Jesus Cristo, o Messias: É um Deus que sempre se ofereceu em graça incondicional e que agora “pede” água para poder aproximar-se de uma humanidade que o rejeitou por crer nas seduções do maligno. Como no A.T, Jesus encontra a samaritana “num lugar de solidão desoladora” (Dt 32,10). Que água é esta que Ele tem a oferecer para esta humanidade que já cavou tantos poços ao longo da história? É a “água do Espírito” que, no Evangelho de João, é o grande dom de Deus que vem em plenitude com Jesus. No diálogo com Nicodemos, Ele afirma ser a água e o Espírito necessários para entrar no Reino de Deus (Jo 3, 1-15) e também se apresenta como “água viva” que saciará a sede da humanidade (Jo 7, 37-39) e ao morrer na cruz, traspassado por uma lança, do seu lado faz jorrar sangue e água (Jo 19,34). No A.T. Deus oferece água em meio ao deserto. No N.T. é o próprio Deus quem se oferece em meio a vida desértica que aquela samaritana levava. Jesus encontra a samaritana ao meio dia, no mesmo horário em que ele depois iniciará sua paixão e morte.
A Samaritana: Ela possui raízes fincadas no Povo Eleito, mas seu “povo” samaritano afastou-se da Aliança. No deserto, mesmo tendo a permanente companhia do Senhor, o povo eleito age com constante desconfiança e ingratidão. A mulher e os demais samaritanos que vivem longe da “cidade de Deus” o acolhem com gratidão. Se Adão e Eva, no Éden, se afastam de Deus ao ouvirem e acreditarem na mentira, aqui a mulher, em lugar deserto, aproxima-se de Deus por ouvir sua Verdade pessoal e histórica. Conforme a primeira leitura, cegos, pela fúria e ingratidão, o povo de Israel não reconhece a presença do Senhor no seu meio. Os Samaritanos considerados “impuros”, reconhecem o Messias graças ao anúncio de uma mulher que devido à sua vida desregrada, foi excluída e menosprezada por muitos concidadãos – assim como Eva foi considerada a raiz do pecado. É esta mulher que se tornará modelo de conversão e ação missionária para todos os cristãos no futuro.
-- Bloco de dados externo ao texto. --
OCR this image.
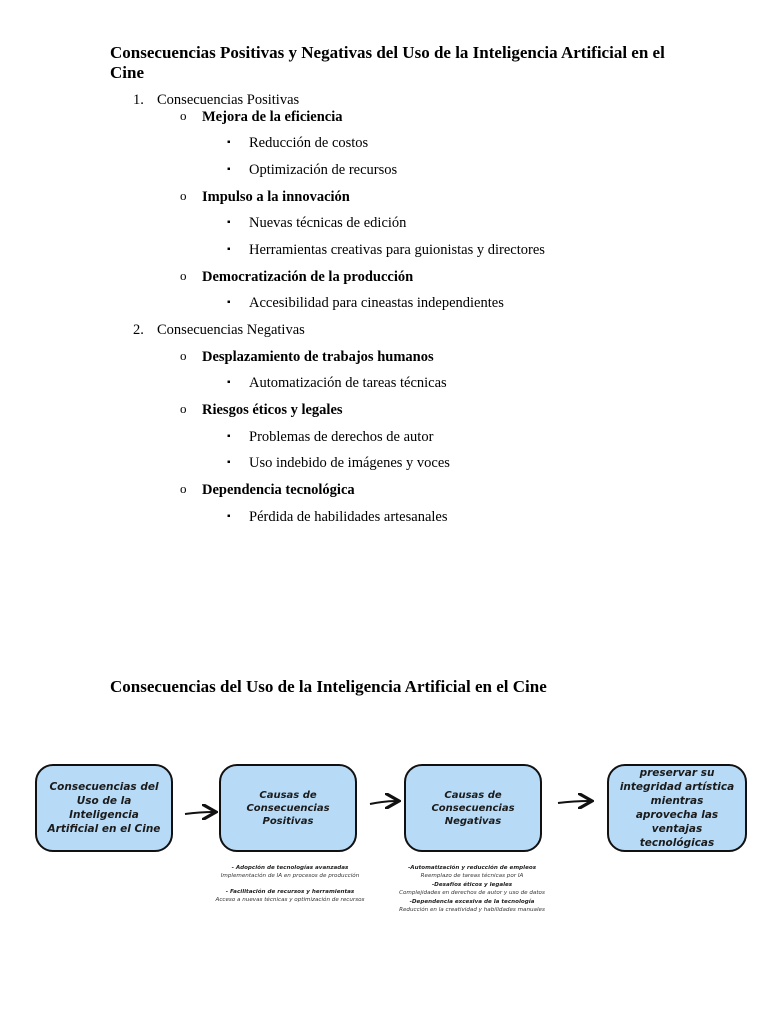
Consecuencias Positivas y Negativas del Uso de la Inteligencia Artificial en el Cine
1. Consecuencias Positivas
o Mejora de la eficiencia
▪ Reducción de costos
▪ Optimización de recursos
o Impulso a la innovación
▪ Nuevas técnicas de edición
▪ Herramientas creativas para guionistas y directores
o Democratización de la producción
▪ Accesibilidad para cineastas independientes
2. Consecuencias Negativas
o Desplazamiento de trabajos humanos
▪ Automatización de tareas técnicas
o Riesgos éticos y legales
▪ Problemas de derechos de autor
▪ Uso indebido de imágenes y voces
o Dependencia tecnológica
▪ Pérdida de habilidades artesanales
Consecuencias del Uso de la Inteligencia Artificial en el Cine
Consecuencias del Uso de la Inteligencia Artificial en el Cine
Causas de Consecuencias Positivas
Causas de Consecuencias Negativas
preservar su integridad artística mientras aprovecha las ventajas tecnológicas
- Adopción de tecnologías avanzadas
Implementación de IA en procesos de producción
- Facilitación de recursos y herramientas
Acceso a nuevas técnicas y optimización de recursos
-Automatización y reducción de empleos
Reemplazo de tareas técnicas por IA
-Desafíos éticos y legales
Complejidades en derechos de autor y uso de datos
-Dependencia excesiva de la tecnología
Reducción en la creatividad y habilidades manuales
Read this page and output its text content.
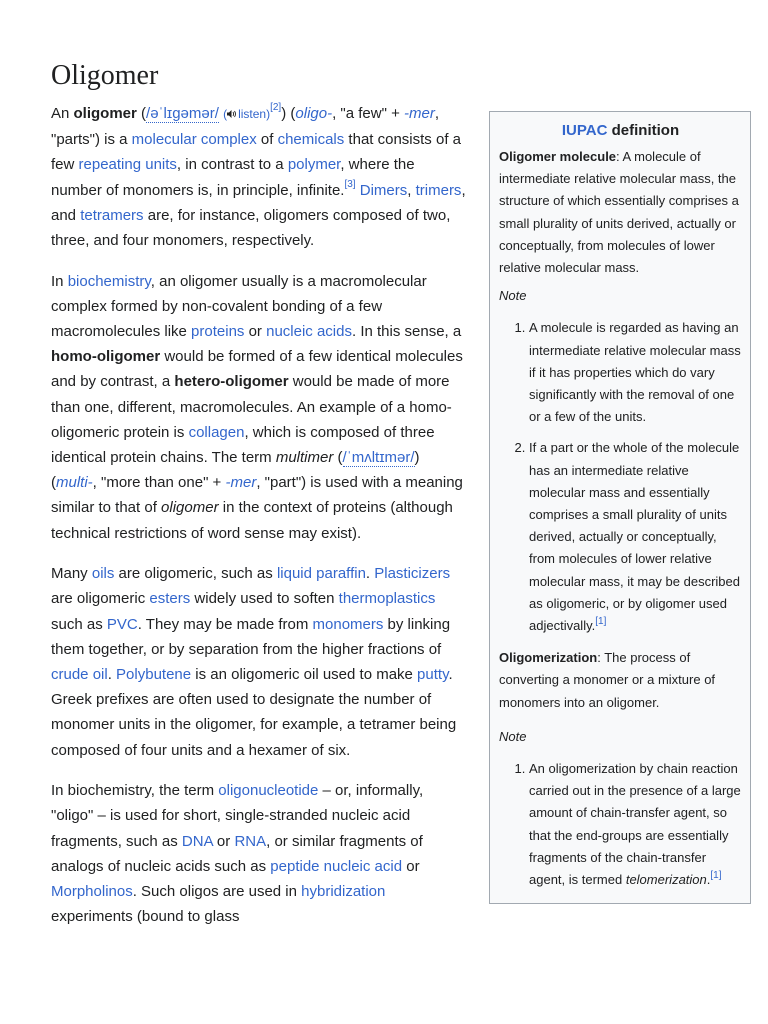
Oligomer
IUPAC definition
Oligomer molecule: A molecule of intermediate relative molecular mass, the structure of which essentially comprises a small plurality of units derived, actually or conceptually, from molecules of lower relative molecular mass.
Note
1. A molecule is regarded as having an intermediate relative molecular mass if it has properties which do vary significantly with the removal of one or a few of the units.
2. If a part or the whole of the molecule has an intermediate relative molecular mass and essentially comprises a small plurality of units derived, actually or conceptually, from molecules of lower relative molecular mass, it may be described as oligomeric, or by oligomer used adjectivally.[1]
Oligomerization: The process of converting a monomer or a mixture of monomers into an oligomer.
Note
1. An oligomerization by chain reaction carried out in the presence of a large amount of chain-transfer agent, so that the end-groups are essentially fragments of the chain-transfer agent, is termed telomerization.[1]

An oligomer (/əˈlɪɡəmər/ ( listen)[2]) (oligo-, "a few" + -mer, "parts") is a molecular complex of chemicals that consists of a few repeating units, in contrast to a polymer, where the number of monomers is, in principle, infinite.[3] Dimers, trimers, and tetramers are, for instance, oligomers composed of two, three, and four monomers, respectively.

In biochemistry, an oligomer usually is a macromolecular complex formed by non-covalent bonding of a few macromolecules like proteins or nucleic acids. In this sense, a homo-oligomer would be formed of a few identical molecules and by contrast, a hetero-oligomer would be made of more than one, different, macromolecules. An example of a homo-oligomeric protein is collagen, which is composed of three identical protein chains. The term multimer (/ˈmʌltɪmər/) (multi-, "more than one" + -mer, "part") is used with a meaning similar to that of oligomer in the context of proteins (although technical restrictions of word sense may exist).

Many oils are oligomeric, such as liquid paraffin. Plasticizers are oligomeric esters widely used to soften thermoplastics such as PVC. They may be made from monomers by linking them together, or by separation from the higher fractions of crude oil. Polybutene is an oligomeric oil used to make putty. Greek prefixes are often used to designate the number of monomer units in the oligomer, for example, a tetramer being composed of four units and a hexamer of six.

In biochemistry, the term oligonucleotide – or, informally, "oligo" – is used for short, single-stranded nucleic acid fragments, such as DNA or RNA, or similar fragments of analogs of nucleic acids such as peptide nucleic acid or Morpholinos. Such oligos are used in hybridization experiments (bound to glass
A mulher, assim como todos nós, mesmo sem perceber está presa ao legalismo cultural e territorial. Ela deseja encontrar a Deus, no entanto não sabe ao certo onde buscá-lo: no Templo de Jerusalém? No Templo do Monte Garizim? Eis a grande novidade que Jesus apresenta na relação com Deus. Não se trata de um lugar físico externo, mas interno. O verdadeiro lugar para adorar e prestar culto ao Pai é o coração humano, pois é lá que se adora em “espírito e verdade”. (Jo 4, 22-23). Esta mudança exige também uma nova relação com o próximo, capaz de derrubar as barreiras entre judeus e samaritanos. Na verdade, a partir de Jesus, todos os povos poderão adorar a Deus não com rituais fixados pela rigidez legalista, mas “em espírito e verdade”.
Na reação da mulher, no seu arroubo missionário que transforma ela e toda a sua cidade compreendemos que quem acolhe o dom de Deus e aceita Jesus como “o salvador do mundo” toma parte desta Humanidade Nova, que por viver no e do Espírito, permanece caminhando ao encontro da vida plena e definitiva.

Pe. Paulo Sergio Silva
Diocese de Crato.
Paróquia Nossa Senhora das Dores – Jamacaru.
Paróquia Nossa Senhora da Conceição – Porteiras.